Aliás, o Atlanta tem relações curiosas com os citados Ferro e Vélez. Inicialmente, seu clássico seria com os verdolagas. Já os velezanos foram rebaixados pela única vez em 1940, concorrendo com o Bohemio contra a queda. Os auriazuis só foram cair pela primeira vez anos depois do hoje poderoso Fortín, em 1947. Foi ironicamente no ano em que procuraram armar um supertime, com destaque para a vinda de um até então desconhecido Ghiggia (logo dispensado. Se tivesse vingado, será que o Maracanazo ocorreria?), do zagueiro de seleção e judeu León Strembel e do craque Pedernera, segundo Di Stéfano (que era seu reserva no River) o maior jogador que já viu.
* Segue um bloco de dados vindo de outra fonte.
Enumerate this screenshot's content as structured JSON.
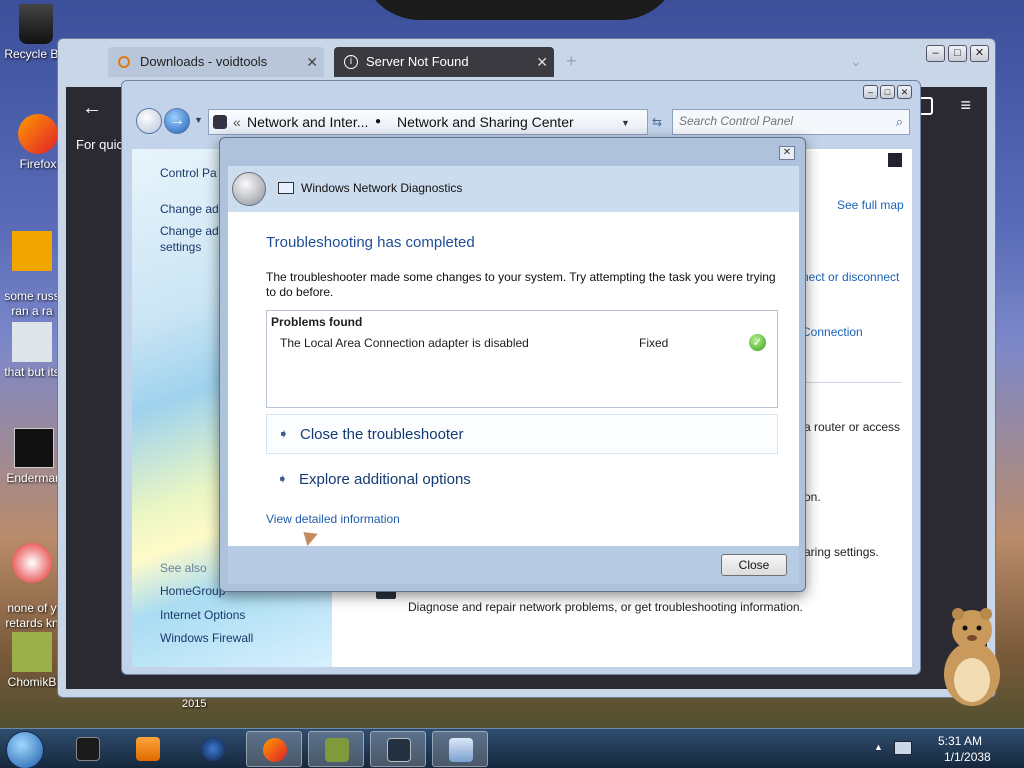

Até hoje, o enfrentamento com o Huracán naquele ano teve a maior plateia em jogo de Argentinão sem os cinco grandes.

Se recentemente os nanicos da Grande Buenos Aires com mais apelo no futebol argentino vêm sendo Lanús, Banfield, Tigre e Arsenal, o Atlanta teve o seu momento de Rei Davi entre o fim dos anos 50 e o início dos 70. Nesse intervalo de pouco mais de uma década, alcançou seus melhores resultados na elite e é desse período, com algumas exceções, que pincelamos o time ideal.

GOLEIRO: o Atlanta revelou Hugo Loco Gatti, quem mais jogou no futebol argentino, único goleiro que serviu a seleção vindo tanto de River como do Boca (onde mais se notabilizou: venceu nos anos 70 as primeiras Libertadores xeneizes). Gatti irrompeu em 1963 e já no ano seguinte foi ao River, onde aprendeu com outro louco, o mito Amadeo Carrizo. Mas já declarou que, quando juvenil no Atlanta, também se baseou em outro irreverente na posição, o então titular dos profissionais, Néstor Errea.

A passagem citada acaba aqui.